Before the elevator, I make a pit stop in the ladies’ room, where I find Lane Washburn, who works in the bullpen, emerging from a stall. She’s just changed out of her size zero business suit, and it drapes about the same from its wire hanger as the sparkly, clingy black size zero cocktail dress does from her protruding collarbones. Really, I mean that in the most loving way.

How do I know she’s a size zero?

Because the last time I checked, Saks wasn’t selling negative sizes. If they were, I’d peg her for a –2.

“Ooh, you’re all fancy! Where are you going, Lane?”

“Out for drinks with my boyfriend.” She leans into the mirror to put on bright red lipstick. “How about you? No plans for tonight?”

“Going out for drinks with my husband,” I return, and see her give me the once-over.

In that? she’s thinking, not in the most loving way.

I am thus obligated to lie, “I was going to run home and change first, but I got hung up on some Client stuff. Now I’m three hours late.”

Instant sympathetic understanding in her big blue eyes. “That stinks. So now you have to go like that?”

Um, I really was always going to go like this. Is it that bad?

I look down at my brown heeled pumps, topaz Ann Taylor pencil skirt that’s rumpled across my thighs, white blouse and the chestnut cashmere cardigan sweater that I used to love because Jack gave it to me for Christmas and said it’s the exact shade of my hair and eyes.

I’m sure I’ll probably love it again when I pull it out of my closet wrapped in dry cleaner’s plastic next fall. But by March, I’m always sick of my heavy winter clothes—even cashmere—and anxious to start shedding them for pastel sleeveless silk and cotton pieces. Which is still a long way off.

Anyway, I look fine for drinks with Jack and Mitch.

Still, I open another button on my blouse to make the outfit less prim. Which exposes most of my right boob. Oops.

Buttoning up again, I tell Lane, “That’s the thing about living in the city. It’s not like you can just run home before you go someplace after work.”

“Where do you live?”

“Upper East Side. How about you?”

“East Fifty-fourth at Second Avenue.”

Ah, practically around the corner. If I lived that close, I’d run home to change.

I watch Lane put her lipstick into a black cosmetics bag, then zip that, along with her clothes, into a matching black garment bag hanging on a stall door. Wow, she’s organized.

I guess I could have had the foresight to bring a nice dressy outfit to work, like she did.

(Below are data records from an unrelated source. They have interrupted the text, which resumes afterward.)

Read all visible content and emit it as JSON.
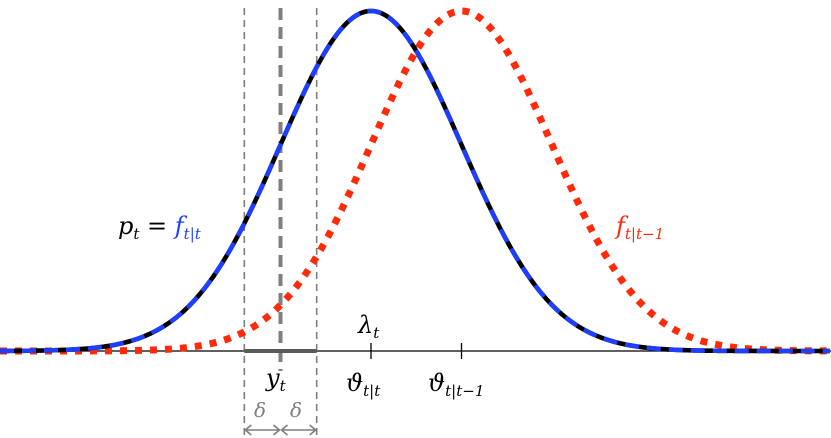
{
  "chart_data": {
    "type": "line",
    "title": "",
    "xlabel": "",
    "ylabel": "",
    "grid": false,
    "series": [
      {
        "name": "p_t = f_{t|t}",
        "mean": 0,
        "std": 1,
        "styles": [
          "solid",
          "dashed"
        ],
        "colors": [
          "#000000",
          "#1f3fff"
        ]
      },
      {
        "name": "f_{t|t-1}",
        "mean": 1,
        "std": 1,
        "styles": [
          "dotted"
        ],
        "colors": [
          "#ff2a0a"
        ]
      }
    ],
    "marks": {
      "y_t": -1,
      "delta": 0.4,
      "vartheta_t_t": 0,
      "vartheta_t_t_minus_1": 1,
      "lambda_t": 0
    }
  },
  "labels": {
    "p_label_main": "p",
    "p_label_sub": "t",
    "equals": " = ",
    "f_label_main": "f",
    "f_label_sub": "t|t",
    "f_prev_main": "f",
    "f_prev_sub": "t|t−1",
    "lambda_main": "λ",
    "lambda_sub": "t",
    "y_main": "y",
    "y_sub": "t",
    "vartheta1_main": "ϑ",
    "vartheta1_sub": "t|t",
    "vartheta2_main": "ϑ",
    "vartheta2_sub": "t|t−1",
    "delta_left": "δ",
    "delta_right": "δ"
  },
  "colors": {
    "black_curve": "#000000",
    "blue_dashed": "#1f3fff",
    "red_dotted": "#ff2a0a",
    "gray_marks": "#7f7f7f",
    "axis": "#000000"
  }
}
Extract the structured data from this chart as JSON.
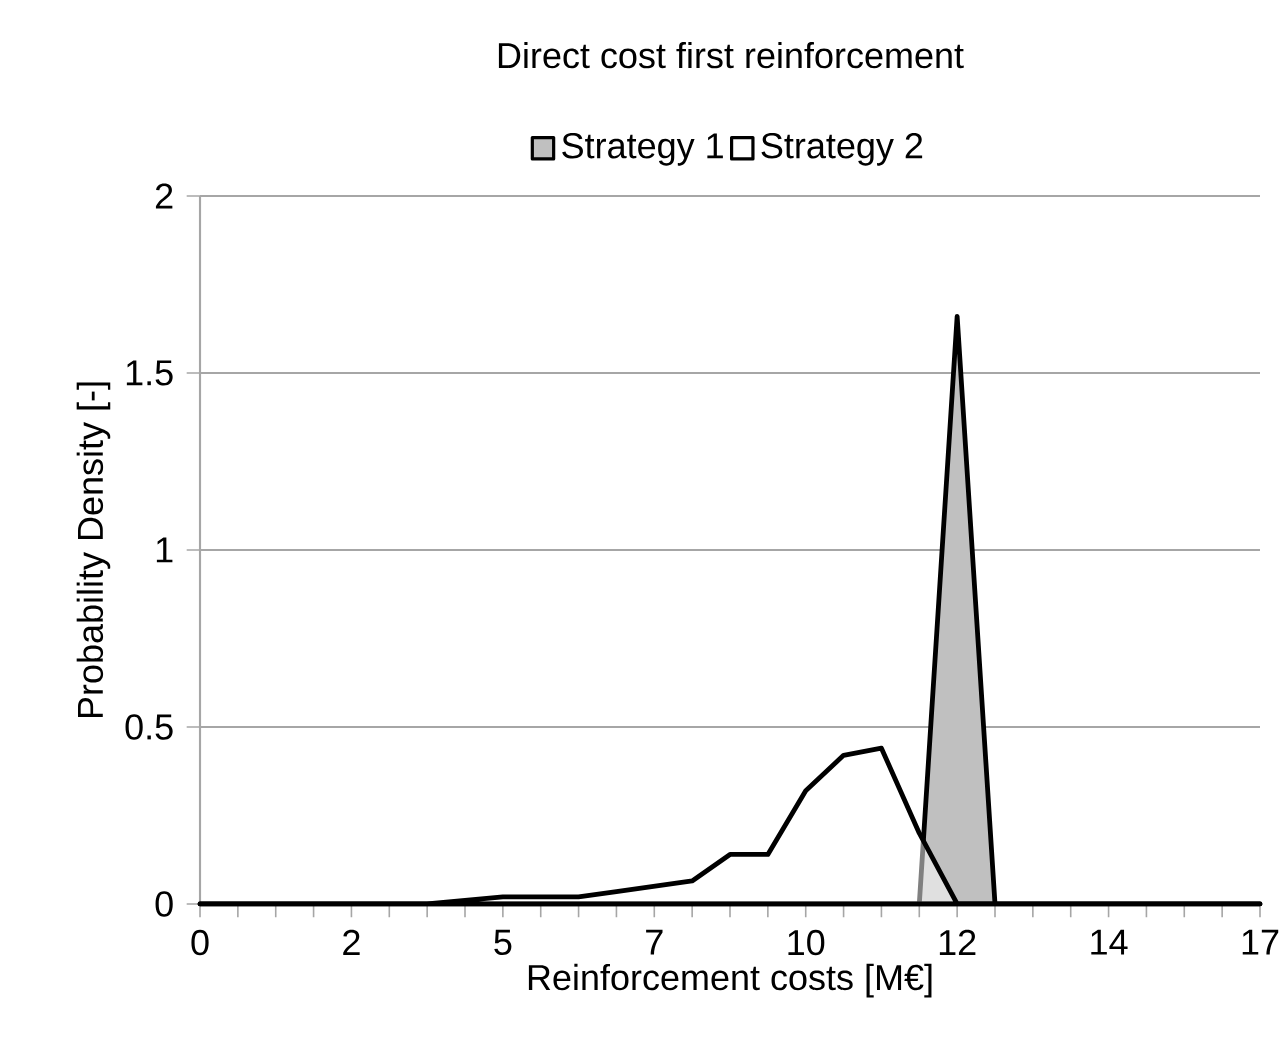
{
  "chart_data": {
    "type": "area",
    "title": "Direct cost first reinforcement",
    "xlabel": "Reinforcement costs [M€]",
    "ylabel": "Probability Density [-]",
    "categories": [
      "0",
      null,
      null,
      null,
      "2",
      null,
      null,
      null,
      "5",
      null,
      null,
      null,
      "7",
      null,
      null,
      null,
      "10",
      null,
      null,
      null,
      "12",
      null,
      null,
      null,
      "14",
      null,
      null,
      null,
      "17"
    ],
    "series": [
      {
        "name": "Strategy 1",
        "color": "#c0c0c0",
        "values": [
          0,
          0,
          0,
          0,
          0,
          0,
          0,
          0,
          0,
          0,
          0,
          0,
          0,
          0,
          0,
          0,
          0,
          0,
          0,
          0,
          1.66,
          0,
          0,
          0,
          0,
          0,
          0,
          0,
          0
        ]
      },
      {
        "name": "Strategy 2",
        "color": "#ffffff",
        "values": [
          0,
          0,
          0,
          0,
          0,
          0,
          0,
          0.01,
          0.02,
          0.02,
          0.02,
          0.035,
          0.05,
          0.065,
          0.14,
          0.14,
          0.32,
          0.42,
          0.44,
          0.2,
          0,
          0,
          0,
          0,
          0,
          0,
          0,
          0,
          0
        ]
      }
    ],
    "ylim": [
      0,
      2
    ],
    "yticks": [
      0,
      0.5,
      1,
      1.5,
      2
    ],
    "grid": "y",
    "legend": "top"
  }
}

However, I was too bleary-eyed and stressed this morning from getting less than five hours’ sleep after being stuck at the office till midnight last night.

You know, since I moved into the Creative Department, my life is not my own. It’s really starting to make me wonder…

Okay, it’s not starting to make me wonder.

It’s continuing to make me wonder:

Is this how I really want to spend my life? (Or at least, the career portion of my life, which lately seems to encompass everything else anyway.)

At which point, I wonder, do I finish wondering and start deciding…and doing?

Something else to wonder: if I did bring makeup and a change of clothes to work, would I have to carry them in a quart-size Ziploc and a Handle-Tie Hefty?

The answer to that, at least, is clear: absolutely. The beautiful matching luggage set Jack and I bought for our Tahitian honeymoon was lost a few months ago by the airline somewhere between New York and Buffalo when we flew up to spend Christmas with my family.

Lane, who probably spent Christmas skiing in Switzerland, tosses her auburn hair. “Well, have fun tonight, Tracey! See you Monday!”

She swings out of the ladies’ room in her fabulous, sexy little number.

The number being 0, you’ll recall. In lieu of –2.

I look at myself in the full-length mirror next to the hand dryer.

I’m usually a 6 or 8, though I’m a 4 at Ann Taylor, which is my favorite place to shop. Did I mention I’m a size 4 there?

If there’s anything I’ve learned these last few years, it’s that everything is relative.